Noch besser wäre es, wenn die Regierung endlich das 2005 neu überarbeitete und erweiterte Autonomiestatut anerkennen würde. Es ist immerhin vom katalanischen und vom spanischen Parlament und bei einem Referendum auch von den katalanischen Bürgern angenommen worden. Erst auf Intervention der spanischen Volkspartei und ihres damaligen Vorsitzenden und heutigen Ministerpräsidenten, Mariano Rajoy, erklärte das Verfassungsgericht zahlreiche Artikel des neuen Statuts für verfassungswidrig.
Das Verfassungsgericht ist in den Händen von Vertrauensleuten der konservativen Volkspartei PP und der sozialistischen Partei PSOE. Nicht vertreten sind im Verfassungsgericht höchste Richter aus den Regionen der drei „historischen Nationalitäten" von Katalonien, Baskenland und Galicien, die immerhin ein Drittel der spanischen Bevölkerung stellen.
Das Versagen der EU
An dieser Stelle soll auch daran erinnert werden, dass das Verfassungsgericht Spaniens Politiker aufgefordert hatte, bei Bedarf auch die Verfassung abzuändern, um Reformen von Autonomie-Statuten zu ermöglichen. "Deshalb sollen die Staatsorgane und insbesondere die territorialen Gewalten, die Teil unseres Autonomiestaates sind, die in diesem Bereich entwickelten Probleme durch Dialog und Zusammenarbeit lösen", heißt es in dem wegweisenden Urteil. Von dieser Bereitschaft zum Dialog und zur Konfliktlösung scheint Spaniens Politik momentan weit entfernt zu sein. Stattdessen wird auf Eskalation und Härte gesetzt, so dass die Katalonien-Krise droht noch weiter zu eskalieren.

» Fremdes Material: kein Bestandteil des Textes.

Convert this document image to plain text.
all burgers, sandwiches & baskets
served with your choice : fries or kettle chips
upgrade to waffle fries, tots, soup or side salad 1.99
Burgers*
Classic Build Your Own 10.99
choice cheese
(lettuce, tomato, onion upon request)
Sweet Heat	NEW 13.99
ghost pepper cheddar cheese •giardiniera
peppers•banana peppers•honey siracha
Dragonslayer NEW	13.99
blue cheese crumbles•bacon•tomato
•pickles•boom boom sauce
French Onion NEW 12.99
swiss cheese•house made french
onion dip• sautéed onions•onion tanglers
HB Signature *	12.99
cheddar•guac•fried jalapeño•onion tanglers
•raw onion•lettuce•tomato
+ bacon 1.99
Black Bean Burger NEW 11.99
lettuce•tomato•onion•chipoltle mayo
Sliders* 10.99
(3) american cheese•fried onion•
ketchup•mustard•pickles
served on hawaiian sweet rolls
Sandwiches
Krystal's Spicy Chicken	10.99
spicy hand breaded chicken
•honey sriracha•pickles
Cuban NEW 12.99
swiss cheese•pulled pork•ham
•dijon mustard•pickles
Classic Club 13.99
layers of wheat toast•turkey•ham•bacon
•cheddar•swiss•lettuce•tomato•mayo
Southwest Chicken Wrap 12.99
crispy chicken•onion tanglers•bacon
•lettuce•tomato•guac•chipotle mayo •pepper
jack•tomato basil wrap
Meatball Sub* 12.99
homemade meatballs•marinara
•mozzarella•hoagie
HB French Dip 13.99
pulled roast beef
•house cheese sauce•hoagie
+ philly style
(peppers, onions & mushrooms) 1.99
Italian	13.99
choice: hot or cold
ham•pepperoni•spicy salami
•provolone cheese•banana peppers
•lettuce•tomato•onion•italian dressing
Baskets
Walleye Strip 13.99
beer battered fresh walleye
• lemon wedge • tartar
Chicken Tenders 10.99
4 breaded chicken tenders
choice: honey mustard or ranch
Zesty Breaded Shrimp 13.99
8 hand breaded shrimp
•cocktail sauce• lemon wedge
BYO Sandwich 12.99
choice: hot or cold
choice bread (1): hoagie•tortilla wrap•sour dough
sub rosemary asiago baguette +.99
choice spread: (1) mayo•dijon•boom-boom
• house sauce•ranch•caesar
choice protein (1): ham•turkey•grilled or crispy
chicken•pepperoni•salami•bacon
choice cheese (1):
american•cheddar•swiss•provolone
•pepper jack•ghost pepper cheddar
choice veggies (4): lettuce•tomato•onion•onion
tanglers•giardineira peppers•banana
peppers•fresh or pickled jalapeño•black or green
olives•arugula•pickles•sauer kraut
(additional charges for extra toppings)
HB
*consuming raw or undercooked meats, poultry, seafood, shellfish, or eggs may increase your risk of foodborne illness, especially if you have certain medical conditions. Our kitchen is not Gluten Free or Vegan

Peinlich das Schweigen und letztendlich Versagen der EU, der Kommission und der Regierungschefs der Mitgliedsstaaten. Weltweit will die EU Konflikte lösen. Im eigenen Haus versagt sie aber und verspielt damit ihre Glaubwürdigkeit. Statt ihre Erfahrung in Konfliktvermeidung und ihr diplomatisches Können einzusetzen, haben die EU-Staaten einseitig für Spaniens Regierung Partei ergriffen, die auf Zwang und Repression setzt. Für die Eskalation des Streits ist die EU mitverantwortlich.
Der deutsche Regierungssprecher Steffen Seibert hat Spaniens Regierung jede Unterstützung zugesichert. Diese einseitige Parteinahme ist das falsche Signal an Madrid: Ministerpräsident Mariano Rajoy hat sich in den letzten Jahren als unwillig erwiesen, einen glaubwürdigen Dialog mit den Katalanen zu führen. Statt dem Streitgegner einen würdevollen Ausweg aus der Krise ermöglichen, werden die Uanbhängigkeitsbefürworter gedehmütigt. Rajoy setzt auch aus wahltaktischen Überlegungen auf Stärke und eine Eskalation des Konflikts.
P.S.: Das Fußballspiel Real Madrid gegen den katalanischen Aufsteiger FC Girona in die höchste spanische Liga endete am Sonntag mit 2:1 für die Katalanen. Die sogenannte Separatisten-Hochburg besiegte die Zentrale.